So, I recently started inversion and I have doubt in this solution . It's from "A beautiful Journey through Olympiad geometry " by Stefan Lozanovski. This Problem uses $\sqrt{BC}$
Here , I couldn't understand this line
Furthermore, the circles $\omega _1$
and $\omega_2$ are tangent to $(ABC)$ and to the parallel lines $\ell'$ and $BC$, so they are
symmetric with respect to the perpendicular bisector of $BC$.Thus, $D'$ and $E'$
are symmetric with respect to the perpendicular bisector of $BC$ as well.

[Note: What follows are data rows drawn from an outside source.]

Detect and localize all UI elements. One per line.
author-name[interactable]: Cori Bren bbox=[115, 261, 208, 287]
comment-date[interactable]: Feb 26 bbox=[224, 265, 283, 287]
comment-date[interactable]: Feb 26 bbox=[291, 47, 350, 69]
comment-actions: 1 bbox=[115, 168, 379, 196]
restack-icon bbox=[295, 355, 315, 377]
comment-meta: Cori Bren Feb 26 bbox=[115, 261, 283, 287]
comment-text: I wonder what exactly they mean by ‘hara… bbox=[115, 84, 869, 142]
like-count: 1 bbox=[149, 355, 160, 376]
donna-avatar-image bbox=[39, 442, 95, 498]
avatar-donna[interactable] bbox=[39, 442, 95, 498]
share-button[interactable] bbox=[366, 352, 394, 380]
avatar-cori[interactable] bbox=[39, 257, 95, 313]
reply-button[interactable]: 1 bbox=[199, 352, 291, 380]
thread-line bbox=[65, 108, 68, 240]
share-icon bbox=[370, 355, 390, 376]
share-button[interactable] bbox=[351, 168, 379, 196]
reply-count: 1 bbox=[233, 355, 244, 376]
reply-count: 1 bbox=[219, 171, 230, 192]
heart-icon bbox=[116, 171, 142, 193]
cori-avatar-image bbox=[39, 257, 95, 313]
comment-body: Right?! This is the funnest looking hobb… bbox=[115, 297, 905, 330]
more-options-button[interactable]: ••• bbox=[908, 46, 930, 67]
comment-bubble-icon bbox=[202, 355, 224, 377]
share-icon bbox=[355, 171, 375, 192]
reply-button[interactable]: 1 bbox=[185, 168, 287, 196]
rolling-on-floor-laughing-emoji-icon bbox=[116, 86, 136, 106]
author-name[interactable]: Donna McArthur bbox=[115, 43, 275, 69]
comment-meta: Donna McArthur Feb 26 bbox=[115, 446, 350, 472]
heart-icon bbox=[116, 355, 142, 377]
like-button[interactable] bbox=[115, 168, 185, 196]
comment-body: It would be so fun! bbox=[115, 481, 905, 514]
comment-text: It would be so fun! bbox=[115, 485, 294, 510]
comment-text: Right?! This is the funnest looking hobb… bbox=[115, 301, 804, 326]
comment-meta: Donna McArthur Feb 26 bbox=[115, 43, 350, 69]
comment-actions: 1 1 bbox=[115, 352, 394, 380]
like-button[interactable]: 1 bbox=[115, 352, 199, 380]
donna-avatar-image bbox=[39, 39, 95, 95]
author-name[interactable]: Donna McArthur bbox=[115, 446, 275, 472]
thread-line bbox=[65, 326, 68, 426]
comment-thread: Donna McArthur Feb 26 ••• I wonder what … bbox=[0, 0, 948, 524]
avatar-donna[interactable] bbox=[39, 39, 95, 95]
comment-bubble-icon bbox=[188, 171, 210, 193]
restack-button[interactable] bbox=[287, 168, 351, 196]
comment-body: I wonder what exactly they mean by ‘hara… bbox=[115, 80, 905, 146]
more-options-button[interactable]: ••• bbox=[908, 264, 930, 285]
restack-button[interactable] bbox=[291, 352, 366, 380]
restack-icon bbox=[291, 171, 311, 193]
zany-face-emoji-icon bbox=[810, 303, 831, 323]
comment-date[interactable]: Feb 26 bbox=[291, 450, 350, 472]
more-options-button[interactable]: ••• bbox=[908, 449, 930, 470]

I understood that it's enough to show that $D'E'\parallel BC $ , and I also observed that $\omega _1$
and $\omega_2$ are congruent . But the above lines aren't clear , can someone explain it ?
Thanks in advance !
Best Answer
It's basically Thales' theorem. Let $O_1,O_2,O$ be centers of $\{\omega_1', \omega_2',\odot(ABC)\}$. Thus, $O_1-D'-O$ and $O_2-E'-O$ are collinear. Trivially, $\omega_1'$ and $\omega_2'$ have same radius say $r$. Thus, $OO_1=OO_2=r+R$ where $R$ is radius of $\odot(ABC)$. Further, $OD'=OE'=R\overset{\text{Thales'}}{\implies} D'E'\|O_1O_2$ but $O_1O_2\| BC\implies D'E'\| BC$ so done.